In mid-1984, Josep Pintat-Solans was elected Prime-Minister of Andorra by the Parliament and Òscar Ribas Reig was elected as President, given that the French side of the Andorran duumvirate had collapsed, and was not likely to be filled at any point soon.

The Lean Years (1984-1995)

Maurauding survivors from the urban complexes of the coast and Madrid ranged far and wide generally assaulting the more self-sufficient regions to the north. Many of these cities began public works, restoring walls around their cities to protect themselves from pillaging.

In 1987 a hard-bitten group of soldiers approached the government of Andorra, asking to help fashion a local army to protect their lands and expand law and order. PM Pintat-Solans and President Reig were both immediately concerned with the safety of their people, and the risk of becoming nothing but a military fief, with news of similar happening to the remaining cities in the surrounding remnants of Spain. A rising power in Zaragosa lead to acceptance of the offer, despite their misgivings.

This alliance proved to be the saving grace for Andorra, and paved the way for a larger incorporation of surviving cities to the east and north.

Guerrilla War Spanish Juntas (1997-Present)

Grand andorre expansion

Territorial expansión of Andorra. In orange the frontier of the Emergency Council in 1984, in gold the frontiers before 1990, in yellow the Present Borders, in pink the borders of the former Generalitat of Catalonia, in purble the borders of the former Junta of Benasque, in blue the borders of the former Junta of La Vall d´Aran, in red the frontiers of the Iberian Confederacy, in dark blue the territory under the Consell of Olot.

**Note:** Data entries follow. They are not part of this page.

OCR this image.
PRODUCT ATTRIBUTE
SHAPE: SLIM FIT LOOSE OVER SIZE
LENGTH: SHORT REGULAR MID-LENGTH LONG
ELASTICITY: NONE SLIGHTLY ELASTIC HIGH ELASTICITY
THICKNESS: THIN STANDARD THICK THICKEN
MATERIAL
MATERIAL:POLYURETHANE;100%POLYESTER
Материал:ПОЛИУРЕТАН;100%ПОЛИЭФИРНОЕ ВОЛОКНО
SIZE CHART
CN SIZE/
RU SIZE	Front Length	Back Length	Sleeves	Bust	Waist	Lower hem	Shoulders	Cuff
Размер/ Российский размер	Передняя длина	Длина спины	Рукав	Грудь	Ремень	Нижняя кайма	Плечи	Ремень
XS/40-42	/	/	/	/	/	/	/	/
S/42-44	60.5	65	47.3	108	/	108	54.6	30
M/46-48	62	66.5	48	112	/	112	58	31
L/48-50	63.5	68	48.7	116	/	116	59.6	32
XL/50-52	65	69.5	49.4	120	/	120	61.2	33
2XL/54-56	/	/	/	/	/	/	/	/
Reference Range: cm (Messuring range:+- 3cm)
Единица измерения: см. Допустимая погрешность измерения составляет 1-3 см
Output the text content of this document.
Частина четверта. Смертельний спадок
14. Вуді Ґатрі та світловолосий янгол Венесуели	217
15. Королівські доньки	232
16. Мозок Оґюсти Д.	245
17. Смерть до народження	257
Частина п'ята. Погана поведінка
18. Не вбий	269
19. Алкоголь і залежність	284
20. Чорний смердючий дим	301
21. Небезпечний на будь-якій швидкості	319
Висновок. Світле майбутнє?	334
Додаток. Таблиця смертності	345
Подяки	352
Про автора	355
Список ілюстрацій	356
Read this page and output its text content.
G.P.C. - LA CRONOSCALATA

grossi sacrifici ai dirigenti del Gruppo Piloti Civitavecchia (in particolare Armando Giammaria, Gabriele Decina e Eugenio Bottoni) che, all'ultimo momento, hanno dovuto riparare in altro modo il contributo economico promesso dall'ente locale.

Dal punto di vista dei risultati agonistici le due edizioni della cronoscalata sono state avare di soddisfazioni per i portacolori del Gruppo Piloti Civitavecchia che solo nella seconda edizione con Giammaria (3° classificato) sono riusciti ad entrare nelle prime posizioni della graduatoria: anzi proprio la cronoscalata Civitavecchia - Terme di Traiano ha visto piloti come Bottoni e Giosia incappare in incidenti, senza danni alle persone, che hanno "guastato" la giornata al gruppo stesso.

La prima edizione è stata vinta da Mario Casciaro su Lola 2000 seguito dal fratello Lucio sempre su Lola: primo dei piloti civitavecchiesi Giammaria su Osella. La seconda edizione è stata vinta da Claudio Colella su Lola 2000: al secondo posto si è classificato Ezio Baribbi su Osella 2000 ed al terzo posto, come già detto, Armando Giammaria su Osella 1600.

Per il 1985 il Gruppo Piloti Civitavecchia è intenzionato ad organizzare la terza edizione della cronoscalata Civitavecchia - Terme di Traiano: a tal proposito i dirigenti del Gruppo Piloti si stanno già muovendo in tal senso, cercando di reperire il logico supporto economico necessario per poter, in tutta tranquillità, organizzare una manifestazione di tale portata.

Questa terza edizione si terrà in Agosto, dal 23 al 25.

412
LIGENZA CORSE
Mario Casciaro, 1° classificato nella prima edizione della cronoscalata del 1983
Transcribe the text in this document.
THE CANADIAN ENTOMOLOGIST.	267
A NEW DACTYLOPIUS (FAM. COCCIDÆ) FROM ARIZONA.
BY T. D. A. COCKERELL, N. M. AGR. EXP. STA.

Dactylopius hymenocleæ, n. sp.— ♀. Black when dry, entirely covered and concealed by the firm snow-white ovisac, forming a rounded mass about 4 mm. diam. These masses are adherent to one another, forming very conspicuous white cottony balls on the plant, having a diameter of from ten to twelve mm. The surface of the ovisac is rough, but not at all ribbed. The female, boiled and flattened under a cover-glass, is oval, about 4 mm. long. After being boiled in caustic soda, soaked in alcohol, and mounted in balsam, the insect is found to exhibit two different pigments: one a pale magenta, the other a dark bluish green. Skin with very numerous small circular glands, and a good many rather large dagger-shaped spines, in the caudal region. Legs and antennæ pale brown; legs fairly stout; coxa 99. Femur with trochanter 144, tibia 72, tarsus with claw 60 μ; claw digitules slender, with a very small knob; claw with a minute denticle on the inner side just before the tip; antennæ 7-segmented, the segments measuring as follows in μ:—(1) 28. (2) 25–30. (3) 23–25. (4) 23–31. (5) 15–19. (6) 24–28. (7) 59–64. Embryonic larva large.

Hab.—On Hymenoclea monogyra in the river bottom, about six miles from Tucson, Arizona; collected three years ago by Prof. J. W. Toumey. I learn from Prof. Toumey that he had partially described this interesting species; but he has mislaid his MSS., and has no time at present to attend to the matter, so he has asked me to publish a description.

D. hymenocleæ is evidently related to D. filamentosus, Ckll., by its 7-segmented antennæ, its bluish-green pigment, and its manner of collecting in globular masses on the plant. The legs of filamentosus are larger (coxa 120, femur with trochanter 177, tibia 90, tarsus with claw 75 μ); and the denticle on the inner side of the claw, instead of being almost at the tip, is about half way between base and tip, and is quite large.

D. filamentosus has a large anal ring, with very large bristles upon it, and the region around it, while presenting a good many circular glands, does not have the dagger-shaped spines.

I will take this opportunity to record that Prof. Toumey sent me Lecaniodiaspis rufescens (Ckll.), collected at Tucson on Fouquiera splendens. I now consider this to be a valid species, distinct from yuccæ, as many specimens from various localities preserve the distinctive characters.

To the present the Andorran army remains in skirmishes with juntas throughout Spain, resulting in most of Andorra's population being expatriate Spaniards and Frenchmen. Andorra has developed a Coastal Guard to help protect against the depredations of Sicilian Pirates. Contact was made with Monaco in 2008, however there has been little interaction aside commerce, until this summer when the League of Nations envoy made a stop in Perpignan and latter Andorra-la-Vella.

On October 11 of 2009, a matter of days after receiving an embassy of Iberian Confederacy, Joan Martí Alanis died after a long illness at the age of 81. A regency council was formed under the chairmanship of Prime Minister Josep Pintat-Solans, and on October 23, 2009, a delegation of leading citizens was sent to approach the Rio Vatican with regard to the appointment of a new bishop. Several acceptable candidates among the existing priesthood were also sent.